Die Anrechnung berücksichtigt außerdem zutreffend die Bereinigung um die Versicherungspauschale in Höhe von 30,00 Euro, § 11 Abs. 2 Satz 1 Nr. 3 a) SGB II i.V.m. § 6 Abs. 1 Nr. 1 ALG-II VO 2009, zudem auch die Kfz-Versicherung des Klägers, § 11 Abs. 2 Satz 1 Nr. 3 b) SGB II. Die vom Kläger offenbar für seine Ehefrau übernommenen Krankenversicherungsbeiträge können dabei nicht mindernd berücksichtigt werden. Insbesondere ist § 11 Ab. 2 Nr. 7 SGB II nicht einschlägig, wonach Mittel, die aufgrund eines titulierten Unterhaltsanspruches oder einer notariellen Unterhaltsvereinbarung an Dritte gezahlt werden, vom Einkommen des Leistungsberechtigten abzuziehen sind, da sie dem Betroffenen nicht zum Bestreiten seines Lebensunterhalts zur Verfügung stehen. Es besteht nämlich keine titulierte Unterhaltspflicht.

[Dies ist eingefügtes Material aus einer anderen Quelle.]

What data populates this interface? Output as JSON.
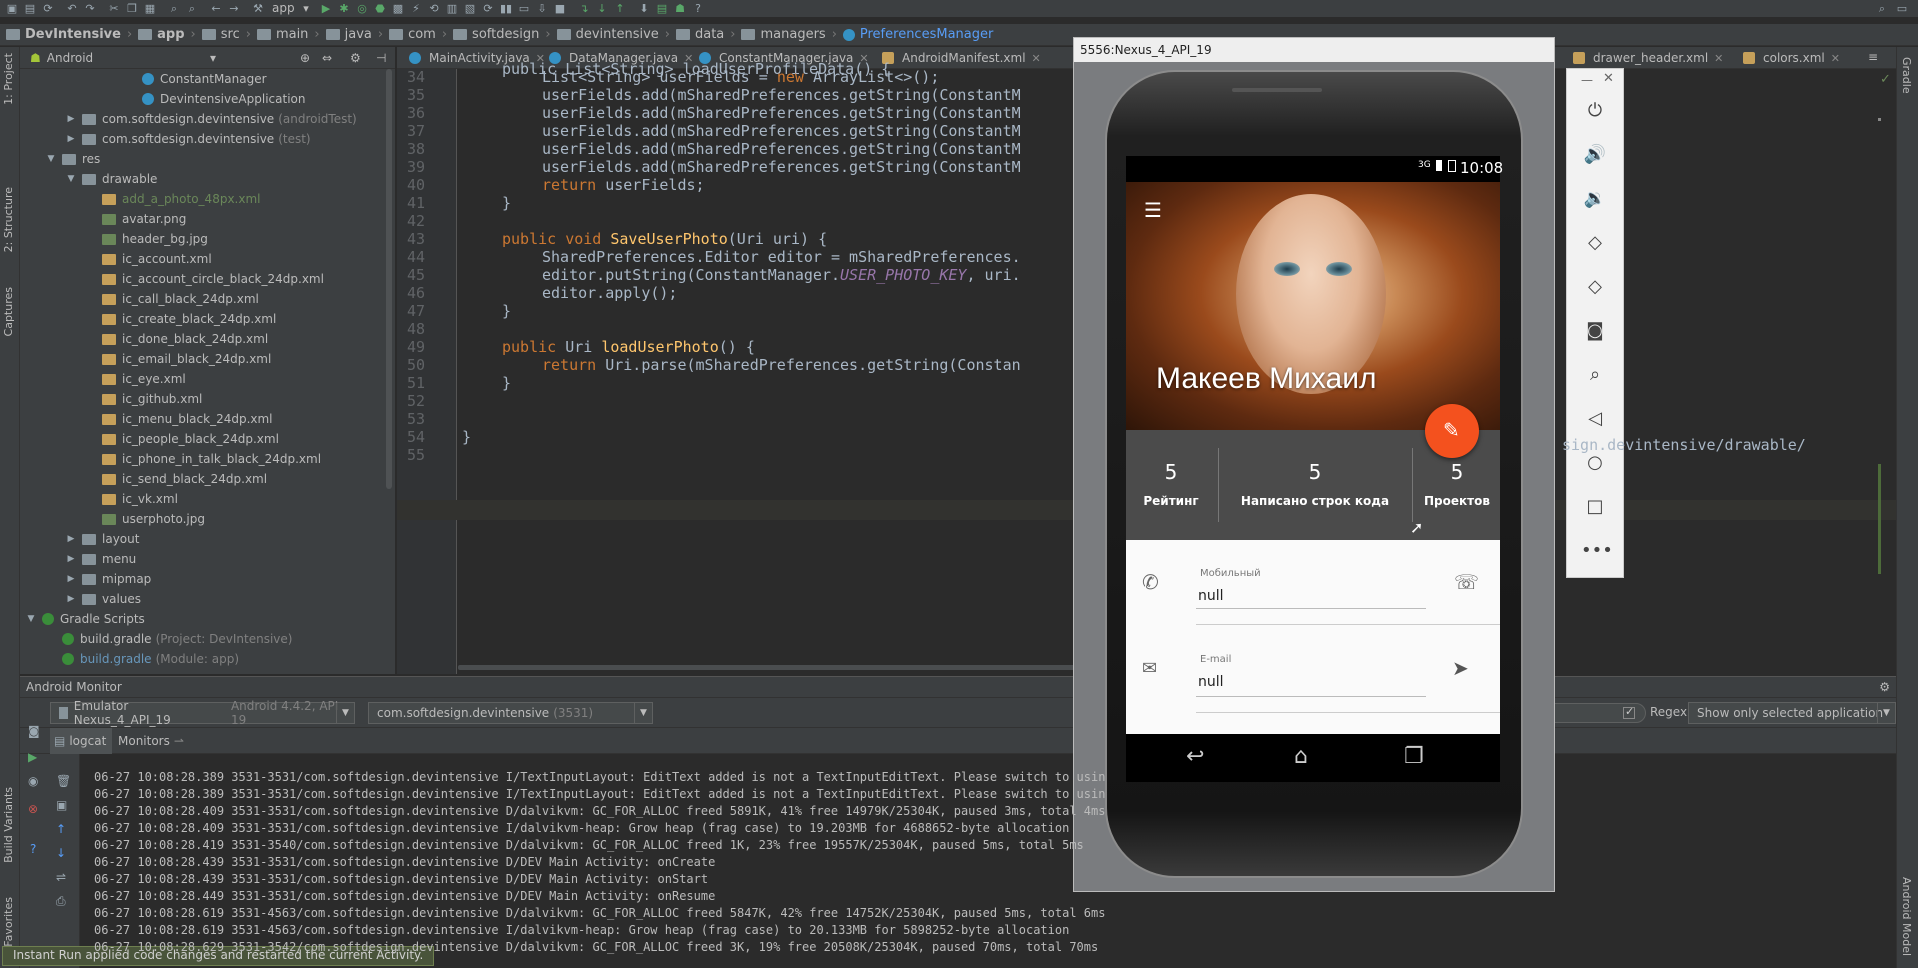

Eine freiwillige, nicht titulierte Zahlung von Unterhalt ist nach dem Wortlaut der Norm auch bei bestehender gesetzlicher Pflicht nicht absetzbar (Mecke in: Eicher/Spellbrink, SGB II, 2. Auflage 2008, § 11 Rn. 128). Außerdem würden anderenfalls der Ehefrau des Klägers, die Leistungen weder beantragt, noch erhalten hat, auf mittelbarem Wege doch durch die Allgemeinheit finanzierte Leistungen zugutekommen.

Die Kostenentscheidung beruht auf § 193 SGG.

Die Berufung ist nicht zulässig, da die Berufungssumme von 750,00 Euro (§ 144 Abs. 1 Satz 1 Nr. 1 SGG) nicht erreicht wird. Streitig ist die Differenz zwischen der Regelleistung von 359 Euro und 323 Euro für den Zeitraum vom 22.12.2009 bis 31.05.2010 (36: 30 x 8 plus 36 x 5 =) 189,60 und die Anrechnung von Einkommen in Höhe von 273,47 Euro, insgesamt 463,07 Euro.